Black Magic, aka, Charcoal for Detoxification

Black Magic, aka, Charcoal for Detoxification


Have you ever heard of or used activated charcoal for detoxification?

Let’s affectionately let the nickname black magic stick because the use of this powerful substance dates all the way back to 1500 BC.

Its reign of power continues today.

Activated charcoal is used in air and water purifiers to pull out impurities, but also in many different types of nutritional cleanses targeted at cleaning up gastrointestinal health.

It’s widely used medicinally as a detoxifier and also as an antidote to the ingestion of poisons.

My friend Katie – The Wellness Mama wrote a blog about charcoal a while back and told the story of a professor from the French academy of medicine who in 1831 drank a lethal dose of strychnine mixed with activated charcoal and lived to tell about it.

This solidified charcoal’s claim to fame and pushed into emergency rooms as a primary tool to work with all kinds of contaminants that threaten the gastrointestinal track.

Having worked with charcoal in private practice for a decade, I can clinically back up the amazing results one gets from a steady month taking charcoal at night to clean up the system.

Us health nuts also carry it out to the bar with us and take it after a few cocktails to “soak up the toxins” from drinking. That’s an udder the radar nutrition technique – note I’m not encouraging excessive drinking with that tip!

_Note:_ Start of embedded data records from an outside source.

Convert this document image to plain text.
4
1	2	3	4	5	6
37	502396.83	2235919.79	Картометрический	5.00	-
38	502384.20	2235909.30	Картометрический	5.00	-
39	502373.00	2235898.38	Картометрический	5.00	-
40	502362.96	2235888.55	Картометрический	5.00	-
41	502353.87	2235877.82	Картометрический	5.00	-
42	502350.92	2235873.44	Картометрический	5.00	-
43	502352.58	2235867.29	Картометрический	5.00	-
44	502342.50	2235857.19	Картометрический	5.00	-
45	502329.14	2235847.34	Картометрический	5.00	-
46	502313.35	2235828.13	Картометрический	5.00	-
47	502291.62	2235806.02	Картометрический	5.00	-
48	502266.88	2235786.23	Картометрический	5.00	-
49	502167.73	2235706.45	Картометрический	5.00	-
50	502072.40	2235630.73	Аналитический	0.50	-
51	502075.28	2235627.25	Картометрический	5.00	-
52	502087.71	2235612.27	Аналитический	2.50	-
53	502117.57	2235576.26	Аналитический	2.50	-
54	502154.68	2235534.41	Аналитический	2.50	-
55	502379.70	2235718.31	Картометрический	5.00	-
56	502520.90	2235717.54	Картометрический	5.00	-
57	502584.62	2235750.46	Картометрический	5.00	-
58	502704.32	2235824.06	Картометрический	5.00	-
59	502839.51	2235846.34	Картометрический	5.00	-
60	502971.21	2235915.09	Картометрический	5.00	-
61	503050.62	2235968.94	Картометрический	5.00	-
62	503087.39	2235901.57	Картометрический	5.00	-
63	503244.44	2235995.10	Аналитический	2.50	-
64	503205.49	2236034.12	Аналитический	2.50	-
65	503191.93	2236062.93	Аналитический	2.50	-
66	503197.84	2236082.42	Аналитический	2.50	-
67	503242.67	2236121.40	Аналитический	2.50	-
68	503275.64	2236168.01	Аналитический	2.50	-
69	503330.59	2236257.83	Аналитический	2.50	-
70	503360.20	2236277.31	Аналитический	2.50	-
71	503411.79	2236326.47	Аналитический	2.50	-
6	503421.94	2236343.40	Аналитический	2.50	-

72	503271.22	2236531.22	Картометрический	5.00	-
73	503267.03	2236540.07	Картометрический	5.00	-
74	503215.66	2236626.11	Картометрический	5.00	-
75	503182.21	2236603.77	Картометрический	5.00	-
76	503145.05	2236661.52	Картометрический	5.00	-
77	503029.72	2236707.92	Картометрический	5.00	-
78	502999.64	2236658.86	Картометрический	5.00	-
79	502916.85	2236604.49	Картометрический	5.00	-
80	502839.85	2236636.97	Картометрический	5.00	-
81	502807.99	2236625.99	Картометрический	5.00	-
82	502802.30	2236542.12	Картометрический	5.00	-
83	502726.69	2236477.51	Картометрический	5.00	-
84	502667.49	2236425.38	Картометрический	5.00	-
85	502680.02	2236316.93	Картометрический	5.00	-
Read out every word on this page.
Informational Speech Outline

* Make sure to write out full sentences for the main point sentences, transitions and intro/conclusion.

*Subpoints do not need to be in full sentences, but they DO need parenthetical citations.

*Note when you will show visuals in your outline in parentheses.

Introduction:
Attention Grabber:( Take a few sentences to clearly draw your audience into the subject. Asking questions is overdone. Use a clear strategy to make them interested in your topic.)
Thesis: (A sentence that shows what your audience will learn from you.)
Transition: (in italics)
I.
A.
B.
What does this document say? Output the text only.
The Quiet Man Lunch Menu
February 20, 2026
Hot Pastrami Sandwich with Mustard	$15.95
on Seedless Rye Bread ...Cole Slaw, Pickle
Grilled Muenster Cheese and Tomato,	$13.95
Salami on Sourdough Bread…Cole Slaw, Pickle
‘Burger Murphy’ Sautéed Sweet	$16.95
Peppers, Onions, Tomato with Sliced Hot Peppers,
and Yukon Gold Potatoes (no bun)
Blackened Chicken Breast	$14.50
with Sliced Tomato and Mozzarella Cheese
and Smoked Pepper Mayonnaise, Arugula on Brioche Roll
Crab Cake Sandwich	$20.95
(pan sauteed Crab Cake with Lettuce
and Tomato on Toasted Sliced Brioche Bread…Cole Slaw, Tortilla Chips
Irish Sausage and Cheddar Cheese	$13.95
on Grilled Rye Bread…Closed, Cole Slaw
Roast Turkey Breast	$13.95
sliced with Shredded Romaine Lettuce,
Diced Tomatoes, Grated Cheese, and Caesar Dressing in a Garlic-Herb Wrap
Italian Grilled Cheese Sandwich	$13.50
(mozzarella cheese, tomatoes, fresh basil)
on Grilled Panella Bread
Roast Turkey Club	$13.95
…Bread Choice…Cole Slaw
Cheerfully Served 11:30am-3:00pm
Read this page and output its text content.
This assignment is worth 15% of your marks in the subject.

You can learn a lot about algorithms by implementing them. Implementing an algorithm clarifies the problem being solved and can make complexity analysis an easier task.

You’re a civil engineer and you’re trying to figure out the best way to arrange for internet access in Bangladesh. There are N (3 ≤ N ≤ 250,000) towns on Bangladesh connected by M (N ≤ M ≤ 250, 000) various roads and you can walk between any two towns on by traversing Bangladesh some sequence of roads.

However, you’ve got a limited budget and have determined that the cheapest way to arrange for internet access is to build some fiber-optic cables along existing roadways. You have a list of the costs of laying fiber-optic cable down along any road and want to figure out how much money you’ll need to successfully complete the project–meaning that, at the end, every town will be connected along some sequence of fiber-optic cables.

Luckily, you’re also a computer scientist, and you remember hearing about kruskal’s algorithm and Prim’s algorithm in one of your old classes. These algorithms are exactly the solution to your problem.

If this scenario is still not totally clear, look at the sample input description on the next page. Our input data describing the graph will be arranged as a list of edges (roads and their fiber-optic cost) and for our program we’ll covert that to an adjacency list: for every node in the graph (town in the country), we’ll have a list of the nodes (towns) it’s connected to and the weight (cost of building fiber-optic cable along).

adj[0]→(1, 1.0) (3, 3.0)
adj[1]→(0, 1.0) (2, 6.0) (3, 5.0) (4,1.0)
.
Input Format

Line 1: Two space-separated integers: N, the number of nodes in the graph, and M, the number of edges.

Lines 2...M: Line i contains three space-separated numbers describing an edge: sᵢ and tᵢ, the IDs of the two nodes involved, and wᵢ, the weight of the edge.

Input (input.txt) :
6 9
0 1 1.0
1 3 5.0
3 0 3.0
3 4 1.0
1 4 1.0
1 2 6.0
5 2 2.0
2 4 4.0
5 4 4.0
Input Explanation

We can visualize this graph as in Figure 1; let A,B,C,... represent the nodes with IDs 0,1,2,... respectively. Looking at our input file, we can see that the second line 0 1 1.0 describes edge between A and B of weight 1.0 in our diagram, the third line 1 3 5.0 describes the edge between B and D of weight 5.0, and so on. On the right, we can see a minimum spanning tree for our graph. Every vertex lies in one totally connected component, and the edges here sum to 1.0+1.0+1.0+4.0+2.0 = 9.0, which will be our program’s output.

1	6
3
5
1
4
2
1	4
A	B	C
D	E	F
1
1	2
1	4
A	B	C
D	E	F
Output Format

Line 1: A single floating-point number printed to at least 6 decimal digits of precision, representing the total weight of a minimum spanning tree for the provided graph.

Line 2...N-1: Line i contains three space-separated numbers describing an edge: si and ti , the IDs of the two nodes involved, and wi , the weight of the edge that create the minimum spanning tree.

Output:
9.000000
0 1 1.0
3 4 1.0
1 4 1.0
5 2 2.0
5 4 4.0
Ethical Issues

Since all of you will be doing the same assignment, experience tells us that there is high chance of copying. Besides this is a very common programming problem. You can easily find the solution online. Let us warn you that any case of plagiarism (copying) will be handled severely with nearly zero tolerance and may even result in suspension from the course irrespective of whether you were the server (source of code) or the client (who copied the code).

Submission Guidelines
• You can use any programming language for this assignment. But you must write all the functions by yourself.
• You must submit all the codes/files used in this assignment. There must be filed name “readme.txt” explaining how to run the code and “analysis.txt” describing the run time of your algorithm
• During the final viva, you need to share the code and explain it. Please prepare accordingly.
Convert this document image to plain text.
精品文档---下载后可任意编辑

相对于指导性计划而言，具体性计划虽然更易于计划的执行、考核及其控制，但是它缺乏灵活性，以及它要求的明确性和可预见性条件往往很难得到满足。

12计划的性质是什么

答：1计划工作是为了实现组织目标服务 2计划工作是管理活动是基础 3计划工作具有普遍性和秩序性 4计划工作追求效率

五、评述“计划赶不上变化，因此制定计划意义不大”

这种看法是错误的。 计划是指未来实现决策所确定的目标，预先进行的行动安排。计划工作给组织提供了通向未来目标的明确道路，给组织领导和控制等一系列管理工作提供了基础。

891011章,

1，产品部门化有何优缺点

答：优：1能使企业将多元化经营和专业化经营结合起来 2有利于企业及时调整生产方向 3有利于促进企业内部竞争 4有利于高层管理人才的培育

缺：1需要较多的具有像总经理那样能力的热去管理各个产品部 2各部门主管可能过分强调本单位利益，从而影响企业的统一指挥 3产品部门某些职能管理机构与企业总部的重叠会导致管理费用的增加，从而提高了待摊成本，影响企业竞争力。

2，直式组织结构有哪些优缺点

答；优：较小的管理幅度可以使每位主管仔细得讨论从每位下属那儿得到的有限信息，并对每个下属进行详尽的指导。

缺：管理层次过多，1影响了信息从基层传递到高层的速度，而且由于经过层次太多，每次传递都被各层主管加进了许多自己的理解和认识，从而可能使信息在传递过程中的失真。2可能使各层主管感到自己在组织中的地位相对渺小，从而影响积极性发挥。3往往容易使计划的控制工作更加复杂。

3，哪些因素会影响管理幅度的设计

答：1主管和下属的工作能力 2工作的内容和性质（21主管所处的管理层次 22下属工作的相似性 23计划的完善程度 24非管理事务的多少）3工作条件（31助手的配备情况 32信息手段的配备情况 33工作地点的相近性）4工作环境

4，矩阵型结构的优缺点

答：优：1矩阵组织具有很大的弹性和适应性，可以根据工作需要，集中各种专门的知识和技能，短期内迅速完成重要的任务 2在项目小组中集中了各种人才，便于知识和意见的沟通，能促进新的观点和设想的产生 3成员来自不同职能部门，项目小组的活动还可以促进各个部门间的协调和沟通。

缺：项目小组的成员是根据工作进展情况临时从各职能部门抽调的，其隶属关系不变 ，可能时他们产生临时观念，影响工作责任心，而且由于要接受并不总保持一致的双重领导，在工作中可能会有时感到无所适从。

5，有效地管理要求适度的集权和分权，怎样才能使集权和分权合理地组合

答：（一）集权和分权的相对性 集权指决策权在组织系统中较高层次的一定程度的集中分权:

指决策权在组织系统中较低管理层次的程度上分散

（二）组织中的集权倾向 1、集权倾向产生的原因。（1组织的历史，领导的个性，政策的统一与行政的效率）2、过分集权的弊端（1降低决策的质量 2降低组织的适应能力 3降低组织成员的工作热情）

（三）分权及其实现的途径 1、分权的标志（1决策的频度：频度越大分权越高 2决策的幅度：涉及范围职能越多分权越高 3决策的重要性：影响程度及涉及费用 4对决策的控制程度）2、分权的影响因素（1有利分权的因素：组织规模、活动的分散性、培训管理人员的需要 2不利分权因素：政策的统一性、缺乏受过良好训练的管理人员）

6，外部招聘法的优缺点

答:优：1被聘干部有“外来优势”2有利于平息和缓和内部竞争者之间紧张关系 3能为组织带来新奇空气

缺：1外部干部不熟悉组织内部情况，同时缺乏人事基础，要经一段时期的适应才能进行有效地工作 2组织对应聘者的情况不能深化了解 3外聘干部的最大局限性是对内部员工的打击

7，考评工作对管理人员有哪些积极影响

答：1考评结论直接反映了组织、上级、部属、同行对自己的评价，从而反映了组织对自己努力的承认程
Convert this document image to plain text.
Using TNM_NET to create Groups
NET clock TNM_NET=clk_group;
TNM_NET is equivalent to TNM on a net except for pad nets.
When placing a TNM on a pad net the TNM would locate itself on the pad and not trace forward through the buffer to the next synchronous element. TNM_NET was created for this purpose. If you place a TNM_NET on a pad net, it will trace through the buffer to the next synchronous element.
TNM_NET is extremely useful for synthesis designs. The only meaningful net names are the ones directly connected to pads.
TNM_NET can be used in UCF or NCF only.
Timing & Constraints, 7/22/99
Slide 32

Cool Facts about Activated Charcoal

(from wellnessmama.com)

  • Reduces absorption of poisonous substances up to 60%.
  • It works by absorbing chemicals, thus reducing their toxicity (poisonous nature), through the entire length of the stomach and small and large intestines (GI tract).
  • Activated charcoal itself is a fine, black powder that is odorless, tasteless, and nontoxic.
  • Activated charcoal is often given after the stomach is pumped (gastric lavage). Gastric lavage is only effective immediately after swallowing a toxic substance (within about one-half hour) and does not have effects that reach beyond the stomach as activated charcoal does.”

Ways to Use Charcoal:

Pills or Powder

In pill or powder form taken at night before bed away from medications to bind to intestinal toxins and accumulated heavy metals and pull them out.

You don’t want to stay on it on a regular basis but rather only use it during a cleanse or in an acute situation when you’ve been exposed to something (toxins or food poisoning).

If you take it for an acute situation, consider following it up a salt flush mixed with apple cider vinegar to mobilize the charcoal out of your system faster.

Note – it’s role is to bind to things so do not take it at the same time as medication or vitamins because absorption of those things will be decreased.

Good quality charcoal products are BIND by Systemic, which is hard to find online and Bulletproof Charcoal.

Salt

According to Livestrong, black salt from Kauai contains activated charcoal, which is used as a detoxification agent and an antidote to poisons. Although Hawaiian salt does not contain a large enough quantity of activated charcoal for it to have strong detoxification properties, this mineral may contribute to the salt's reputation as a health supplement.

If you use it in lieu of regular salt on a routine basis, however, you will certainly reap some of it’s detoxifying benefits.

Soap

Charcoal Soap shows noticeable improvement on skin and acne when caused by clogged pores. It helps remove dirt and debris and absorbs pollutants you may have picked up from the environment during the day.